The scenes between John and Hiro are certainly the most entertaining (Coiner and Blair are both very good at deadpan humor), but Morgan Gould's direction makes the two of them more of a punchline than a genuine part of the broader story. A predictable romance is wholeheartedly rejected by making them a platonic-buddy comedy (John repeatedly confirms their friend status), but neither Winkler nor Gould ever choose a different direction for their relationship to grow — something all budding relationships need, not just romantic ones. John is similarly painted as one big surprising subversion of a cliché, but the clarification of his character stops before we actually get to his humanity and learn what made him that way.
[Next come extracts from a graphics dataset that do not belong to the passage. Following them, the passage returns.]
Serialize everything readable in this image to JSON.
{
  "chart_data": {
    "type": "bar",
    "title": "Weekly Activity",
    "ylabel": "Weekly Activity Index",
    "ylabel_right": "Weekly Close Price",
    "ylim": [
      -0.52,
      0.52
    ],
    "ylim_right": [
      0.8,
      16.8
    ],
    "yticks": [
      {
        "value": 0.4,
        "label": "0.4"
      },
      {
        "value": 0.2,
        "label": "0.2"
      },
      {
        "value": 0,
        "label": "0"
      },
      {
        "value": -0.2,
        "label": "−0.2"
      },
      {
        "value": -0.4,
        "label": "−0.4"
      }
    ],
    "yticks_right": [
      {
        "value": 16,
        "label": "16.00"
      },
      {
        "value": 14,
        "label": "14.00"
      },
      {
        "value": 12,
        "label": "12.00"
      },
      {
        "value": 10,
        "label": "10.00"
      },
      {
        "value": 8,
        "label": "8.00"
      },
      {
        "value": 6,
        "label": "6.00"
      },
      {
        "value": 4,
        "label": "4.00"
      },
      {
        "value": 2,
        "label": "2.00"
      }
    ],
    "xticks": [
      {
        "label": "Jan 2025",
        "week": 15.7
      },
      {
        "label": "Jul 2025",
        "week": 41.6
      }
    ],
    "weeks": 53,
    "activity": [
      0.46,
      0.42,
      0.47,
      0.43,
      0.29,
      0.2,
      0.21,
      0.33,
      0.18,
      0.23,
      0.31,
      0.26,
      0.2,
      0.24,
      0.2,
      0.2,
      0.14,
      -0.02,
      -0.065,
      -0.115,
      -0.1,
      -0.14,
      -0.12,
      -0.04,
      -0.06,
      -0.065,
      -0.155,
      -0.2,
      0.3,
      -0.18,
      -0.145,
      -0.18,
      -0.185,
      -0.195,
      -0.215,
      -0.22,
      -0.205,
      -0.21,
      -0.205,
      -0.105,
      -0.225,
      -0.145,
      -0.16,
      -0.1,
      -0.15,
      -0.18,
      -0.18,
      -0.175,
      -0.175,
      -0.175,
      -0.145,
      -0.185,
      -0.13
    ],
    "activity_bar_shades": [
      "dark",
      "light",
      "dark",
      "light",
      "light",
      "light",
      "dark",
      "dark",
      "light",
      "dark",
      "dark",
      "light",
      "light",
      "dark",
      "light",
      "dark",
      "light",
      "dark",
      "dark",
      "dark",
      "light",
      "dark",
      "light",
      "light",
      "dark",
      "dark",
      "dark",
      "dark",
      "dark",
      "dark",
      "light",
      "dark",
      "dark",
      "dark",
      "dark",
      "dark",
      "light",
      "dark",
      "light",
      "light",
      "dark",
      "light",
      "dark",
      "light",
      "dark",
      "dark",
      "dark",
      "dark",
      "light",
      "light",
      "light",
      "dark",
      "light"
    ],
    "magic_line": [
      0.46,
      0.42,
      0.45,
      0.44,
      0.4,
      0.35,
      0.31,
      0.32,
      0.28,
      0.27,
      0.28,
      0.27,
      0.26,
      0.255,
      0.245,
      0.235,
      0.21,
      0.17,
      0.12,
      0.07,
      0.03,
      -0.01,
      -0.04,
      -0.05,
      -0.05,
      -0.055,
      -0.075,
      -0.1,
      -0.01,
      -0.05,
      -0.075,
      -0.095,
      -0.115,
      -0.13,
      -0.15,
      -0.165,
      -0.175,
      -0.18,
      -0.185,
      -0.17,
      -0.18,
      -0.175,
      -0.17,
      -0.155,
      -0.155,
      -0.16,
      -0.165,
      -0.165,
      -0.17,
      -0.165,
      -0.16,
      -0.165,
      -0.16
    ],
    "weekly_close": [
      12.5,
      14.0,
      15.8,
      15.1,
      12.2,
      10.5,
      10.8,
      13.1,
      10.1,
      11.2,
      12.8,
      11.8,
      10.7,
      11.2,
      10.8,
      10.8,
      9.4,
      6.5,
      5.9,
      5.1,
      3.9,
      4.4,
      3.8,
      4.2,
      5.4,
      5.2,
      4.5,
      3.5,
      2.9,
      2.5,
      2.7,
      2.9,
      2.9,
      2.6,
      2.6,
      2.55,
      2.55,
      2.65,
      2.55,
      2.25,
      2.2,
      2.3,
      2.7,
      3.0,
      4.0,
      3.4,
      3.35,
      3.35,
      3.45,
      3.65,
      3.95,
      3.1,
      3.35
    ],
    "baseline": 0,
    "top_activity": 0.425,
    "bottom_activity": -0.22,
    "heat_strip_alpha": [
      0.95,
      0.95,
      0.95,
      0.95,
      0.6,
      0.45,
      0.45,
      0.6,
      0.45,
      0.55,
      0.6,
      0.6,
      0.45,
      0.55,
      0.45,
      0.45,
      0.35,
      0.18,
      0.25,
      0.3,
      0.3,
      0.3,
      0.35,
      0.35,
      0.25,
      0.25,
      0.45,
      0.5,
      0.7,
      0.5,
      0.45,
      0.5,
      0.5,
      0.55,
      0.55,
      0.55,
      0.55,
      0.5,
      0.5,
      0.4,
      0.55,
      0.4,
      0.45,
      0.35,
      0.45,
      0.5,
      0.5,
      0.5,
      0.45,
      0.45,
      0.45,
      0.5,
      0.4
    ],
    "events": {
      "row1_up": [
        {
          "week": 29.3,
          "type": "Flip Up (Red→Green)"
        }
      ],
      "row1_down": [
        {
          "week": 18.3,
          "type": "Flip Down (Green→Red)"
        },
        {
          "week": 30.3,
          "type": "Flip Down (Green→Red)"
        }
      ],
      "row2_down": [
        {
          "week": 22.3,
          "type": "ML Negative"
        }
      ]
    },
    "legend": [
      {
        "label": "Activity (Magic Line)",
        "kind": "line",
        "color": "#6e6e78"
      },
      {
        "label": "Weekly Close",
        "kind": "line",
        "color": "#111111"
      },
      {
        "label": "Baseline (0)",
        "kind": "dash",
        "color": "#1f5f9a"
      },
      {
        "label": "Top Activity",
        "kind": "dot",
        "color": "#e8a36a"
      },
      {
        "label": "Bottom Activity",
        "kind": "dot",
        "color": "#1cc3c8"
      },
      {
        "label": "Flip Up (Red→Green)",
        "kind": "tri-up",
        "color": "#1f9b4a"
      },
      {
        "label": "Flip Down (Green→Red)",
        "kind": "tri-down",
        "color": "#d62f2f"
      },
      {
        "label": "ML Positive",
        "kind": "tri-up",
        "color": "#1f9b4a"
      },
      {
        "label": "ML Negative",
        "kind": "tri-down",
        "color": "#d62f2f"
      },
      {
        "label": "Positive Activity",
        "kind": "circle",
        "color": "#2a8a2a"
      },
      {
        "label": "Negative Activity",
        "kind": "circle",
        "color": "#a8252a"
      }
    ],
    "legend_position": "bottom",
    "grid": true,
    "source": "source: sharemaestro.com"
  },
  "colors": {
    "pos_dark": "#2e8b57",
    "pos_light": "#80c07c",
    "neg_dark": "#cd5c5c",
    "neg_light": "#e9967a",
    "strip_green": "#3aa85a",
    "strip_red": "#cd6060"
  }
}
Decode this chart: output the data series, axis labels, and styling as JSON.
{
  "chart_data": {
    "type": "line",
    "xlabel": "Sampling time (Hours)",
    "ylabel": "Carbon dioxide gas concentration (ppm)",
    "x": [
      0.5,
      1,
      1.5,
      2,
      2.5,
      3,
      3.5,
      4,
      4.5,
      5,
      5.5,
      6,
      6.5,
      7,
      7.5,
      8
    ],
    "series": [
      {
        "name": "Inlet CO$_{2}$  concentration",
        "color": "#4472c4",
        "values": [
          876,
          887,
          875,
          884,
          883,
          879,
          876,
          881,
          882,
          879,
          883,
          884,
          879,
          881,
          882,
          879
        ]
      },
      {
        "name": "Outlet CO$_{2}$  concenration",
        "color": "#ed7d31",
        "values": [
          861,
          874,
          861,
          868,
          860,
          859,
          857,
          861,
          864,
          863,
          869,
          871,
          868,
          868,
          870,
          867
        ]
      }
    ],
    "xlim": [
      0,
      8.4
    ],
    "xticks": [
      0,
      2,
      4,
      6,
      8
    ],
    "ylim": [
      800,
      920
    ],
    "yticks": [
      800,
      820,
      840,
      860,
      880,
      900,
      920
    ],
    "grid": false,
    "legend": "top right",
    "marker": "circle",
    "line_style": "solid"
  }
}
The same goes for the others: Masako, whose reasons for coming to America in the first place are never explained; James, whose struggle with alcoholism is never fully mined; Sophie, whose path to Christianity remains foggy; and Hiro, whose life-changing decision to leave Kentucky is essentially taken for granted. Winkler's point is clear: Identity is complicated, layered, and never quite what you expect — especially when familial expectations are thrown into the mix — and digging into those layers can be both enriching and enlightening. It's disappointing to leave the theater confident that such depth is there and knowing that we were never given the opportunity to explore it.